As an indirect measure of temperature stability, stability can be obtained within a range of several hundred degrees (and possibly even a thousand degrees). Of course, when discussing stability possibilities, it is important to stress the thermal load that will create a temperature gradient. And part of the load is displayed as fluctuating from the set temperature regardless of the accuracy of the number displayed on the digital display. Also, an equivalent response cannot be expected under the full load. Designers have to be very careful with long-term nuances such as set temperature shifts and calibration losses.

Yes it is. However, it is not enough to simply stack two different thermoelectric modules on top of each other. The second module must extract heat from its own resistance along with the heat from the thermal load as well as the radiated heat from the first module. Since this is a very cost-sensitive issue, the first module is typically designed to be smaller than the second module. One thing to note when stacking modules is that the heat absorption capacity (W) of the entire stair module is limited by the smallest module. That is, ΔT increases, but the endothermic energy decreases.

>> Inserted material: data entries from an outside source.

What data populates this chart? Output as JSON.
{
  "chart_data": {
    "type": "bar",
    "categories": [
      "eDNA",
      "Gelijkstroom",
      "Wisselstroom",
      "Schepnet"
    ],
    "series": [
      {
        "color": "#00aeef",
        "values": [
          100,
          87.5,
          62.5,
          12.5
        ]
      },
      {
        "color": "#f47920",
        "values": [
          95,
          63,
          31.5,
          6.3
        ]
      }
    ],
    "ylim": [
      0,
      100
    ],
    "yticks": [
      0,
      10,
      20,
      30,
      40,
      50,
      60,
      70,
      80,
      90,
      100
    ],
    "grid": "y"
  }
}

It is very important to measure the temperature of the external ceramic substrate of the thermoelectric element as precisely as possible while the module is operating. It is recommended to select a temperature sensor that is not sealed on the outside and is very thin. This allows the thermocouple to be attached very close to the center of the module. Of course, with the exception of the exposed end of the thermocouple, the rest of the connection along the groove in the wire must be electrically insulated. Also, the thermocouple must be attached snugly into the groove using thermally conductive adhesive, and the attachment surface must be wiped clean to remove unnecessary adhesive or debris.
Some people put a very thin thermocouple inside the module to get the desired temperature, but that's not a good idea. First, it is difficult to properly attach the thermocouple to the inside of the module. And these mechanical manipulations can seriously impair the performance of the module. Also, without internal insulation, the thermocouple will have a thermal gradient between the ceramic substrate and the air temperature inside the thermoelectric element. Thermal gradients inside the thermoelectric module reduce the accuracy of reading the temperature.